Musée archéologique Le Paige, San Pedro de Atacama

Ce musée abrite un précieux héritage du passé du peuple de Atacama. Il doit sa notoriété aux momies extrêmement bien conservées qu’il a exposé jusqu’en 2007. 

Le musée Le Paige se trouve dans la ville de San Pedro de Atacama, au Nord du Chili. Inauguré en 1957, il abrite une importante collection de pièces pré-hispaniques, comme des céramiques, des métaux ou des textiles. Il permet aux visiteurs de découvrir la culture des Likan-antai, qui signifie  » les gens de cette terre « , plus connus sous le nom d’Atacaméniens. Plus récemment, en 1991, la salle des Trésors, et ses pièces archéologiques en or, a été ajoutée au musée.

Ce musée tient son nom du père Gustavo Le Paige, jésuite belge qui, arrivé au Chili en 1953, commença une intense activité ethnographique et archéologique sur la zone de San Pedro. Ses recherches permirent la découverte de nombreuses tombes et objets archéologiques atacaméniens.

La visite du musée nous apprend que les recherches menées ont permis de remonter jusqu’à 11 siècles avant J-C, date à laquelle ont été identifiées les premières traces du peuple acataménien. Celles-ci ont permis de comprendre comment les Likan-antai ont pu s’installer dans le désert le plus aride au monde. La grande sécheresse du désert d’Atacama est un immense avantage pour les archéologues, car les objets retrouvés sont extrêmement bien conservés. C’est cette particularité qui explique la richesse des œuvres du musée.

Le musée abritait ainsi des momies extrêmement bien préservées. Leur état est tel qu’il a été possible de réaliser des études qui ont permis d’apporter de nouvelles informations dans le domaine de la médecine, des sciences mais également sur le peuple atacaménien lui-même.

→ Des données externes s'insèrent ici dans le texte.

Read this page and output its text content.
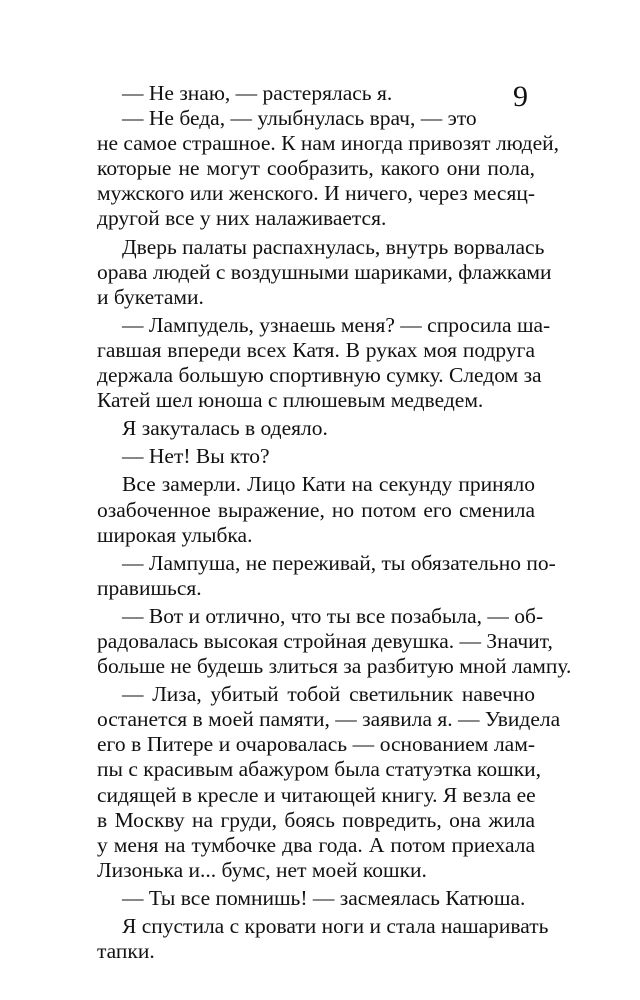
9
— Не знаю, — растерялась я.
— Не беда, — улыбнулась врач, — это
не самое страшное. К нам иногда привозят людей,
которые не могут сообразить, какого они пола,
мужского или женского. И ничего, через месяц-
другой все у них налаживается.
Дверь палаты распахнулась, внутрь ворвалась
орава людей с воздушными шариками, флажками
и букетами.
— Лампудель, узнаешь меня? — спросила ша-
гавшая впереди всех Катя. В руках моя подруга
держала большую спортивную сумку. Следом за
Катей шел юноша с плюшевым медведем.
Я закуталась в одеяло.
— Нет! Вы кто?
Все замерли. Лицо Кати на секунду приняло
озабоченное выражение, но потом его сменила
широкая улыбка.
— Лампуша, не переживай, ты обязательно по-
правишься.
— Вот и отлично, что ты все позабыла, — об-
радовалась высокая стройная девушка. — Значит,
больше не будешь злиться за разбитую мной лампу.
— Лиза, убитый тобой светильник навечно
останется в моей памяти, — заявила я. — Увидела
его в Питере и очаровалась — основанием лам-
пы с красивым абажуром была статуэтка кошки,
сидящей в кресле и читающей книгу. Я везла ее
в Москву на груди, боясь повредить, она жила
у меня на тумбочке два года. А потом приехала
Лизонька и... бумс, нет моей кошки.
— Ты все помнишь! — засмеялась Катюша.
Я спустила с кровати ноги и стала нашаривать
тапки.
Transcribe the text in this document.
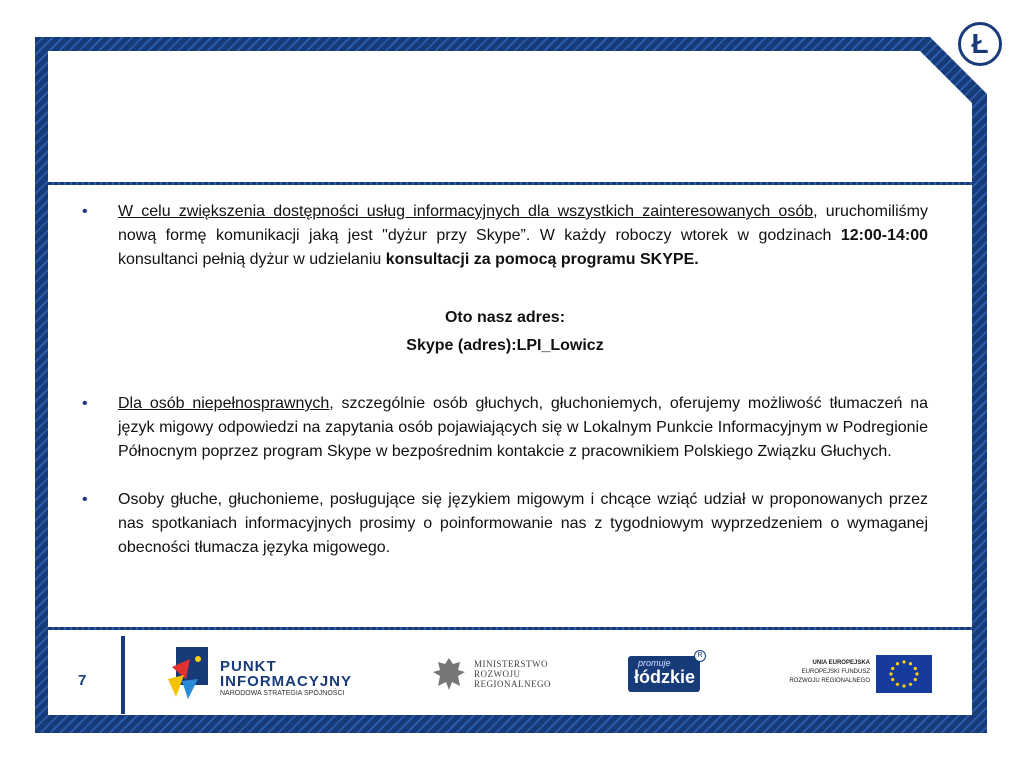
Ł
• W celu zwiększenia dostępności usług informacyjnych dla wszystkich zainteresowanych osób, uruchomiliśmy nową formę komunikacji jaką jest "dyżur przy Skype”. W każdy roboczy wtorek w godzinach 12:00-14:00 konsultanci pełnią dyżur w udzielaniu konsultacji za pomocą programu SKYPE.
Oto nasz adres:
Skype (adres):LPI_Lowicz
• Dla osób niepełnosprawnych, szczególnie osób głuchych, głuchoniemych, oferujemy możliwość tłumaczeń na język migowy odpowiedzi na zapytania osób pojawiających się w Lokalnym Punkcie Informacyjnym w Podregionie Północnym poprzez program Skype w bezpośrednim kontakcie z pracownikiem Polskiego Związku Głuchych.
• Osoby głuche, głuchonieme, posługujące się językiem migowym i chcące wziąć udział w proponowanych przez nas spotkaniach informacyjnych prosimy o poinformowanie nas z tygodniowym wyprzedzeniem o wymaganej obecności tłumacza języka migowego.
7
PUNKT
INFORMACYJNY
NARODOWA STRATEGIA SPÓJNOŚCI
MINISTERSTWO
ROZWOJU
REGIONALNEGO
promuje
łódzkie
R
UNIA EUROPEJSKA
EUROPEJSKI FUNDUSZ
ROZWOJU REGIONALNEGO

Celles-ci ont été retirées de la salle d’exposition en 2007, à la demande du peuple Lickan-antai qui souhaita les enterrer selon les rituels traditionnels.

																	  																  

Les informations récoltées sur la culture atacaménienne et sur son organisation sociale sont également très nombreuses. Ainsi, on a pu apprendre que pour les Likan-antai, les sacrifices étaient un passage obligatoire pour conquérir la Pachamama (la Terre Mère) et être acceptés et adoptés comme enfants de la Terre.

Avec sa collection de 380 000 pièces, c’est aujourd’hui le musée le plus riche en antiquités du Chili.